Sometimes normative foresight is used to designate the elaboration of speculativeFootnote 3 images of the future which are the result of attempts to restore the importance of utopian thinking. They are inevitably ideologically charged, since they place a norm/value as a long-term goal and consider pathways to connect this ideal point in the future with the current state of affairs. Actually, these backcasting exercises are mental experiments, which employ quite different approach in comparison with traditional research methods. Of course, it has to be noted that essential normative foresight, as ‘in advance’ engagement with the future, is incomplete without the help of exploratory foresight methods. They provide initial information about the context in which the planning effort is to take place. They are also indispensable in the process of goal-setting.
In the case of normative foresight, to strengthen the participatory side of the process means to ensure a deeper engagement with the future. Usually this is being done by allowing citizens, be they stakeholders, non-specialists, and concerned individuals, to impact the process.

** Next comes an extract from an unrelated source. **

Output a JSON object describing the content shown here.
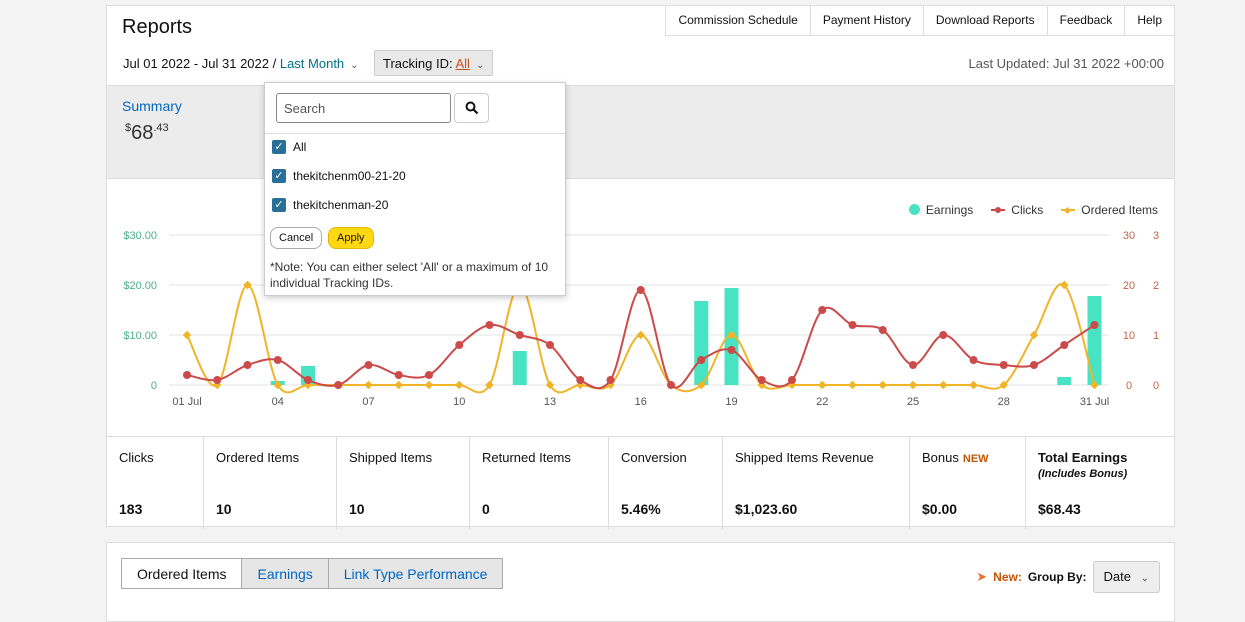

The idea to include the laymen’s perspective and to engage them in the subsequent implementation of plans, interestingly, coincides with the rise and increasing popularity of politico-philosophical theories of deliberative, participative and collaborative democracy. Those three versions of democracy are conceptualized as necessary in order to reinvent the relations between elites and citizens in response to the failures of contemporary representative democracy. Intentionally or not, the idea of foresight as a participatory process has been recently appearing in various official documents and reports to be pointed out as one of the means to ensure deeper citizen participation, thus strengthening democracy. There are actual attempts to involve the citizen in initiatives with regard to the future: municipal budget planning in Brazil , mass meetings to direct local investment in Salvador, urban management in the Philippines , etc.